Welp, quick update on this. Did some more investigating and I think QOI on GPU really is a dead-end :P

thelamer commented 1 year ago

@AstroFloof so I have been pumping decode code through different AI language models and some of them seem to think the hashing is not needed and it can be more efficiently performed with an array.
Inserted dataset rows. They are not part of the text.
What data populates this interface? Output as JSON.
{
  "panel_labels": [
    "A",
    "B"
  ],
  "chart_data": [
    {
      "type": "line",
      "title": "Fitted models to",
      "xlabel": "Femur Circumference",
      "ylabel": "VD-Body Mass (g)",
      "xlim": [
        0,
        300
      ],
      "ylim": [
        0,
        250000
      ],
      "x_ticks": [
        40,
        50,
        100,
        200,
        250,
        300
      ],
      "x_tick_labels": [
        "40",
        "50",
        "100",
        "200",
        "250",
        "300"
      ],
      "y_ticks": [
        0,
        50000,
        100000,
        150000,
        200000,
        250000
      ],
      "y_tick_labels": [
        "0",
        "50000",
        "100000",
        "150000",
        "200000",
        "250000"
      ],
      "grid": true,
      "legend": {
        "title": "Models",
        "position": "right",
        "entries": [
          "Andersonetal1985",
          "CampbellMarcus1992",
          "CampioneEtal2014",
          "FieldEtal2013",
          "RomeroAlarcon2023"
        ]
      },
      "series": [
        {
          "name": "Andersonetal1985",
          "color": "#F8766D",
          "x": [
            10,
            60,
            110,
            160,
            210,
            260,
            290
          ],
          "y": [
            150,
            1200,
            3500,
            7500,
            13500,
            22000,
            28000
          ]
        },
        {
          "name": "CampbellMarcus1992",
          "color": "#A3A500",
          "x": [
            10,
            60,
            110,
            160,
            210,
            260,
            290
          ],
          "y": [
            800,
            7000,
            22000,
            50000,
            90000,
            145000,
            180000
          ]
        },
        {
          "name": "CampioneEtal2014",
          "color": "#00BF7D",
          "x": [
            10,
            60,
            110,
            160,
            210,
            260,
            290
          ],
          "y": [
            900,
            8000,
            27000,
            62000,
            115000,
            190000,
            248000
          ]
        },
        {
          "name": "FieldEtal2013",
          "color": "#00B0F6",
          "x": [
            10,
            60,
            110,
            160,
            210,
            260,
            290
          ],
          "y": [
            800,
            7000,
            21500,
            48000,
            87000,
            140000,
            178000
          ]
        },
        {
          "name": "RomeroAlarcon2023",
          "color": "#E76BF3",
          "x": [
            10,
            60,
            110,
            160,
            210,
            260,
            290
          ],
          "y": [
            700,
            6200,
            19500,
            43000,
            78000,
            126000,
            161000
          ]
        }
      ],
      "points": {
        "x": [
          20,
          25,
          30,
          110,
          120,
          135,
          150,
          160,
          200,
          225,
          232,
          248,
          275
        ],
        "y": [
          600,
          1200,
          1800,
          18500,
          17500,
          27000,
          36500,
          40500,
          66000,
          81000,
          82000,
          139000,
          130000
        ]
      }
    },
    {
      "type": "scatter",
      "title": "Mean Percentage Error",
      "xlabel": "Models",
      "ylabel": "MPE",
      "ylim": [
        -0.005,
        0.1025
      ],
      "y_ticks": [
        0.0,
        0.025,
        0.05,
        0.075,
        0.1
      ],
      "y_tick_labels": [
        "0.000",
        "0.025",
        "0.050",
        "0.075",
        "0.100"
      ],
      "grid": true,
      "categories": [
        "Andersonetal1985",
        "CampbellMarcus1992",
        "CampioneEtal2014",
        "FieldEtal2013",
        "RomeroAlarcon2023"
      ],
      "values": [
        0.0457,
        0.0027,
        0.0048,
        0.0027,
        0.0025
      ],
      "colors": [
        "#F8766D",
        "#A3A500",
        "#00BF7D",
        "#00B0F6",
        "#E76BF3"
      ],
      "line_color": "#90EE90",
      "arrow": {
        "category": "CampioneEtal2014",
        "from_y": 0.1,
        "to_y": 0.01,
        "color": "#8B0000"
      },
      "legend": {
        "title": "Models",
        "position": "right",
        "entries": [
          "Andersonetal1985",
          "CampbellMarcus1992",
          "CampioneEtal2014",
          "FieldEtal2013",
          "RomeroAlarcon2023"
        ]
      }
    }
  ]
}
This is all greek to me but does this make any sense to you?

use std::io::Read;

fn decode_qoi(reader: impl Read) -> Result<Vec<u8>, std::io::Error> {
    let mut buf = vec![0; 16];
    reader.read_exact(&mut buf)?;

    let magic = u32::from_be_bytes(buf[0..4].to_vec());
    let width = u32::from_be_bytes(buf[4..8].to_vec());
    let height = u32::from_be_bytes(buf[8..12].to_vec());
    let channels = buf[12] as u8;
    let colorspace = buf[13] as u8;

    if magic != 0x716f6966 {
        return Err(std::io::Error::new(std::io::ErrorKind::InvalidData, "Invalid QOI magic"));
    }

    if width == 0 || height == 0 || channels < 3 || channels > 4 || colorspace > 1 {
        return Err(std::io::Error::new(std::io::ErrorKind::InvalidData, "Invalid QOI header"));
    }

    let mut pixels = vec![0; width * height * channels];

    let mut run = 0;
    let mut prev_color = [0; 4];
    for i in 0..width * height {
        if run > 0 {
            run -= 1;
            continue;
        }

        let op = reader.read_u8()?;
        match op {
            0xfe => {
                prev_color[0] = reader.read_u8()?;
                prev_color[1] = reader.read_u8()?;
                prev_color[2] = reader.read_u8()?;
            }
            0xff => {
                prev_color[0] = reader.read_u8()?;
                prev_color[1] = reader.read_u8()?;
                prev_color[2] = reader.read_u8()?;
                prev_color[3] = reader.read_u8()?;
            }
            0x00..=0x3f => {
                let index = op as usize;
                for j in 0..channels {
                    pixels[i * channels + j] = prev_color[j] + index;
                }
            }
            0x40..=0x7f => {
                let index = (op & 0x3f) as usize;
                for j in 0..channels {
                    pixels[i * channels + j] = prev_color[j] + ((op >> 4) & 0x03) - 2;
                }
            }
            0x80..=0xbf => {
                let value = (op & 0x3f) - 32;
                for j in 0..channels {
                    pixels[i * channels + j] = value;
                }
            }
            0xc0..=0xff => {
                let runs = op & 0x3f;
                run = runs;
            }
            _ => {
                return Err(std::io::Error::new(std::io::ErrorKind::InvalidData, "Invalid QOI op"));
            }
        }
    }

    Ok(pixels)
}

Borketh commented 1 year ago

This doesn't make any sort of sense. LLMs just predict the next token and have no idea what they're doing.

thelamer commented 1 year ago

This doesn't make any sort of sense. LLMs just predict the next token and have no idea what they're doing.

Thanks for taking a look, I figured as much I could not get this to run.